In this episode:
• Introduction: The Transformer's Kryptonite: Professor Norris jokes about Transformers solving everything, but Linda introduces a new paper that challenges their ability to perform basic state tracking efficiently. They set the stage by distinguishing between the well-known Out-of-Distribution failures and the paper's focus on In-Distribution data efficiency.
• The Setup: Modulo Arithmetic and Supervision Regimes: Linda explains the experimental setup using modular addition and permutation composition, and defines the three supervision formats: Outcome Supervision, Chain-of-Thought (CoT), and Aligned CoT. Norris questions why simple math requires such complex architectures, leading to a discussion on sample efficiency.
• The Showdown: Transformers vs. RNNs: The hosts discuss the surprising results where recurrent models (LSTMs and Dense-SSMs) crush Transformers in outcome supervision. They analyze why Transformers rely heavily on Chain-of-Thought to function, whereas RNNs struggle with standard CoT due to recall bottlenecks but excel with Aligned CoT.

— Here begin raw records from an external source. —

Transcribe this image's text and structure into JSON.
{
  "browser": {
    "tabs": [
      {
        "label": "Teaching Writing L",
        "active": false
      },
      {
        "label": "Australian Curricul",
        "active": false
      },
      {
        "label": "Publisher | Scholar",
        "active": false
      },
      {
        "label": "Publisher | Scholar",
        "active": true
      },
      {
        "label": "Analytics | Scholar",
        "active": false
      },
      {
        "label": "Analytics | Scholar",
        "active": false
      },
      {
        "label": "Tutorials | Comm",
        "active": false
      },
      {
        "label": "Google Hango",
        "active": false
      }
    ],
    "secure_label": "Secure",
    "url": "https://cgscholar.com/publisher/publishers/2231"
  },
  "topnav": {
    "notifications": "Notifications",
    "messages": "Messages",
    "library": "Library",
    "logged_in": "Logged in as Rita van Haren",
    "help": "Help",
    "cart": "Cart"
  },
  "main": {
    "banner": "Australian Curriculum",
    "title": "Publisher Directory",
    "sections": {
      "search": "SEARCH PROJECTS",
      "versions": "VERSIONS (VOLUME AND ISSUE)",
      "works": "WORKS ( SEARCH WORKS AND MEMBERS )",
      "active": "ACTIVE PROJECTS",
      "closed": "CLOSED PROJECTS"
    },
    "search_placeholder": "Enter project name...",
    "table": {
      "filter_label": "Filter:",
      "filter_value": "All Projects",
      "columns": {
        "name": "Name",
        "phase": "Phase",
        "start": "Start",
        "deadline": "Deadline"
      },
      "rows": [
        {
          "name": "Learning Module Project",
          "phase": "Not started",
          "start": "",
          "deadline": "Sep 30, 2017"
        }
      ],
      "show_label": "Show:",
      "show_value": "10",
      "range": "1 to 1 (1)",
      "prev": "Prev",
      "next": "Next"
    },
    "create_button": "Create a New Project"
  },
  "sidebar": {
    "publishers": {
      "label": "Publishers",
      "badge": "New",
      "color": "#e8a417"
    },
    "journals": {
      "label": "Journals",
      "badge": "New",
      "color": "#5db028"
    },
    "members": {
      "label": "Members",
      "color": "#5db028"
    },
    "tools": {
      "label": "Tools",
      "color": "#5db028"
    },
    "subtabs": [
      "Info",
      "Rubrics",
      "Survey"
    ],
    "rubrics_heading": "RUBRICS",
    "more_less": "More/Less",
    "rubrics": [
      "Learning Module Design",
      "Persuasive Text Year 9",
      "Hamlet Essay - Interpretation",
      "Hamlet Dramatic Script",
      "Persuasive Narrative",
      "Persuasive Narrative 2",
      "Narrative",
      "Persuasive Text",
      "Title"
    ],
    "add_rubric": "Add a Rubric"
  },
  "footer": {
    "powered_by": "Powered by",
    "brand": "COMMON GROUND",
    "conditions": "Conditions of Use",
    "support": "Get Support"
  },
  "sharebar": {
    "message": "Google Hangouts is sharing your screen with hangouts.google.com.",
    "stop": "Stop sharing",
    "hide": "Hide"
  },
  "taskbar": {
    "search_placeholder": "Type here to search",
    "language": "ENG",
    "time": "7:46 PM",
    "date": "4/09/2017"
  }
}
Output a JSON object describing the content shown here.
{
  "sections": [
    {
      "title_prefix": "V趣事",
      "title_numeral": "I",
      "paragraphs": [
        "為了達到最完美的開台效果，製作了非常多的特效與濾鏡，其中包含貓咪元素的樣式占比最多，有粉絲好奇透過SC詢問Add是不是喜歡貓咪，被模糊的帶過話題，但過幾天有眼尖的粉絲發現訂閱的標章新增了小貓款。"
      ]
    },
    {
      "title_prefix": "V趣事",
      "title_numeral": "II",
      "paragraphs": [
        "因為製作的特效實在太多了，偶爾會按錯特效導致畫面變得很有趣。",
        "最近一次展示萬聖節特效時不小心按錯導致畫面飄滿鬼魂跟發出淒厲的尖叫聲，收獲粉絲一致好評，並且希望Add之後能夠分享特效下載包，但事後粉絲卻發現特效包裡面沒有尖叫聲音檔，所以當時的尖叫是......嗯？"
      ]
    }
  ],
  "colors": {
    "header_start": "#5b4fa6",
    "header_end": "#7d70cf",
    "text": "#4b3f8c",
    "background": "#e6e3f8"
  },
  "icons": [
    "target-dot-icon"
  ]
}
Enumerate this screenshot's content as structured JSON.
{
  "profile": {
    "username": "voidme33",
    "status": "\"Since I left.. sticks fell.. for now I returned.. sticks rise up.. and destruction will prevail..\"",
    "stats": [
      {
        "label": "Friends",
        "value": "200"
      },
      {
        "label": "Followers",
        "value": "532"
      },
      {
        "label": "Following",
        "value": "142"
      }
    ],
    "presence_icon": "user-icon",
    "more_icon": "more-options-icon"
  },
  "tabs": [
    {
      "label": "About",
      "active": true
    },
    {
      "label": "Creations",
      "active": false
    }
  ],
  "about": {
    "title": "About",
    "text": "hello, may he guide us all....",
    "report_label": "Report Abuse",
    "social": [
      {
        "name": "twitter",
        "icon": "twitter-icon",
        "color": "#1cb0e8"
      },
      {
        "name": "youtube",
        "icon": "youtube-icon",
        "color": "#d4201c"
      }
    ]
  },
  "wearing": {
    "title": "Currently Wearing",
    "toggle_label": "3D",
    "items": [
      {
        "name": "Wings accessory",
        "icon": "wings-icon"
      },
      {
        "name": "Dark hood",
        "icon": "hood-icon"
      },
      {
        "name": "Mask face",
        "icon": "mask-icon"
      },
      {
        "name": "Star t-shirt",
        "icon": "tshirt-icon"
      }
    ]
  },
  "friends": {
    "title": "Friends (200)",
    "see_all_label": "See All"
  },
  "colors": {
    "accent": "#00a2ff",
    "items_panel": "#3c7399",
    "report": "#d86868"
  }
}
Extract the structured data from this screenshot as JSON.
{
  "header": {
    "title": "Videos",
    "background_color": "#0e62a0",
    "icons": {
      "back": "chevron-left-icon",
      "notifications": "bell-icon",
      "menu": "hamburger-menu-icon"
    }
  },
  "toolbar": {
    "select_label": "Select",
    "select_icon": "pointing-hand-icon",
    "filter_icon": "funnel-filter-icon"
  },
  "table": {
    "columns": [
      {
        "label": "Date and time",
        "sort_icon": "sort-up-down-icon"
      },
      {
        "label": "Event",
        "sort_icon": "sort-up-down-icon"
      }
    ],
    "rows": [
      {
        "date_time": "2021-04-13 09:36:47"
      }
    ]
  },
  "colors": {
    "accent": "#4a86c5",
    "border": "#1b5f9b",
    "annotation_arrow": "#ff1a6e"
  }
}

• The Core Theory: Induction Bias and The Sharing Factor: Linda dives into the concept of the "Sharing Factor" (kappa), explaining that RNNs use an inductive bias to share weights across sequence lengths, effectively learning the algorithm. Norris is fascinated by the finding that Transformers exhibit "length isolation," essentially relearning the task from scratch for every new sequence length.
• Conclusion: Brute Force vs. True Learning: The pair wraps up by discussing the implications for Large Language Models, specifically regarding "context rot" and the massive data requirements for agentic workflows. Norris concedes that perhaps we haven't solved state tracking just yet, and they sign off.